Eleven RCTs were included. There were 6 parallel-group RCTs (n=213) and 2 repeated measures RCTs (n=64) in patients with lateral epicondylitis, and 5 repeated measures RCTs (n=85) in normal participants.
One Sackett level 1b study and 10 Sackett level 2b studies were included.
The methodological flaws included short-term follow-up, a lack of sample size calculations, and a failure to describe the methods used to select patients. Few studies (3 of 11) considered the reliability and validity of the methods used to measure the outcomes. Only one study reported the statistical package used, and most analyses did not adjust for duration of symptoms. The adjusted quality scores ranged from 44.5 to 16.5 (mean 26.3).
Elbow flexion, forearm neutral, wrist neutral immobilisation splint (1 RCT in patients).

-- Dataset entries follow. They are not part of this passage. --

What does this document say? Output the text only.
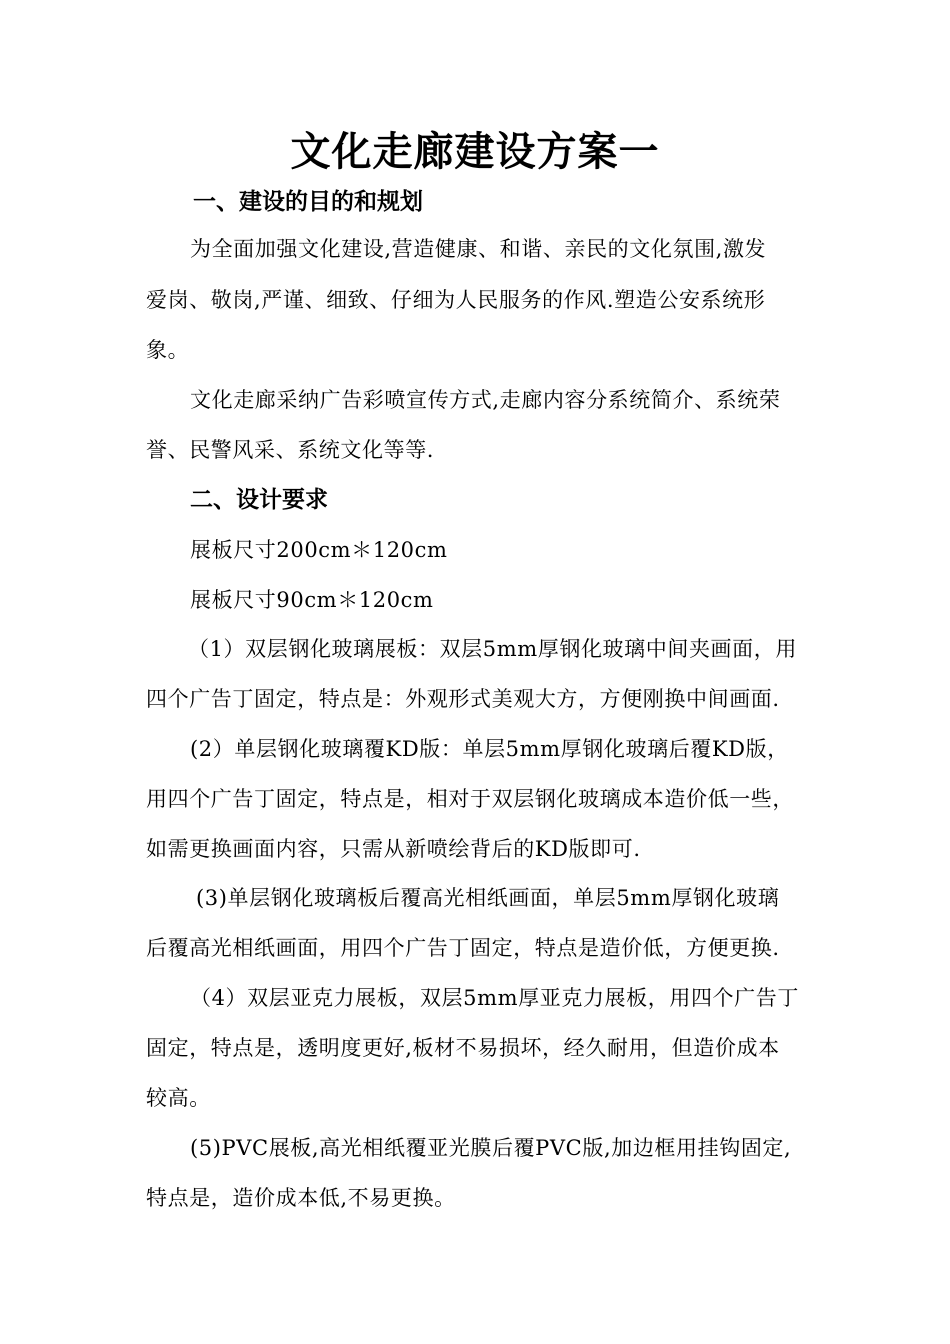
文化走廊建设方案一
一、建设的目的和规划
为全面加强文化建设,营造健康、和谐、亲民的文化氛围,激发
爱岗、敬岗,严谨、细致、仔细为人民服务的作风.塑造公安系统形
象。
文化走廊采纳广告彩喷宣传方式,走廊内容分系统简介、系统荣
誉、民警风采、系统文化等等.
二、设计要求
展板尺寸200cm＊120cm
展板尺寸90cm＊120cm
（1）双层钢化玻璃展板：双层5mm厚钢化玻璃中间夹画面，用
四个广告丁固定，特点是：外观形式美观大方，方便刚换中间画面.
(2）单层钢化玻璃覆KD版：单层5mm厚钢化玻璃后覆KD版，
用四个广告丁固定，特点是，相对于双层钢化玻璃成本造价低一些，
如需更换画面内容，只需从新喷绘背后的KD版即可.
(3)单层钢化玻璃板后覆高光相纸画面，单层5mm厚钢化玻璃
后覆高光相纸画面，用四个广告丁固定，特点是造价低，方便更换.
（4）双层亚克力展板，双层5mm厚亚克力展板，用四个广告丁
固定，特点是，透明度更好,板材不易损坏，经久耐用，但造价成本
较高。
(5)PVC展板,高光相纸覆亚光膜后覆PVC版,加边框用挂钩固定,
特点是，造价成本低,不易更换。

The Sackett level 1b RCT (128 patients with lateral epicondylitis, quality score 44.5) found that cast immobilsation or cast plus NSAIDs for 14 days significantly increased grip strength and function, and reduced pain at 4 weeks. It found no significant difference in grip or function between splint plus NSAID and splint alone, but found that splint plus NSAID significantly improved pain compared with splint alone.
Elbow flexion restriction splint (1 RCT in patients and 1 RCT in normal people).
One RCT (50 patients) found no significant difference in pain between splint and no splint. One RCT (10 normal people) found no difference between two different elbow flexion splints, but found that both splints significantly decreased the load at the lateral epicondyle in comparison with no splint.
Nonarticular proximal forearm non elastic (3 RCTs in patients and 3 RCTs in normal people).
Two RCTs (14 and 16 patients, respectively) found that splints increased grip and wrist extension immediately and at 4 weeks, respectively, compared with no splint. Two RCTS found no significant immediate effect on pain with splint, although one of these RCTs found that splint plus either injection or NSAID reduced pain at 3 to 4 weeks (from baseline) and the other RCT found that splint reduced pain in comparison with no splint. One RCT (36 patients) found that splint plus local injection significantly improved grip strength in comparison with splint alone or splint plus NSAID. Studies in normal people (30, 17 and 15 people, respectively) found different results for wrist extension strength.
Nonarticular proximal forearm elastic (1 RCT in patients and 2 RCTs in normal people). One RCT (33 patients who all received manipulation) found no significant difference in wrist extension between splint, topical cream, splint plus topical cream, and manipulation alone. One RCT (17 normal people) found no significant difference in wrist extension/flexion or pronation/supination with splint. One RCT (10 normal people) found no significant difference between two different elastic splints and four other splints in load.
Nonarticular forearm splint (1 RCT in normal people).
The RCT (10 normal people) found that two different nonarticular forearm splints decreased load at the lateral epicondyl in comparison with four other splints.
Wrist immobilisation splint (1 RCT in normal people).
The RCT (13 normal people) compared three different wrist immobilisation splints and found that only the splint with semicircumferential design significantly reduced wrist extensor activity over 3 days when compared with no splint. All three splints significantly decreased grip force in comparison with no splint.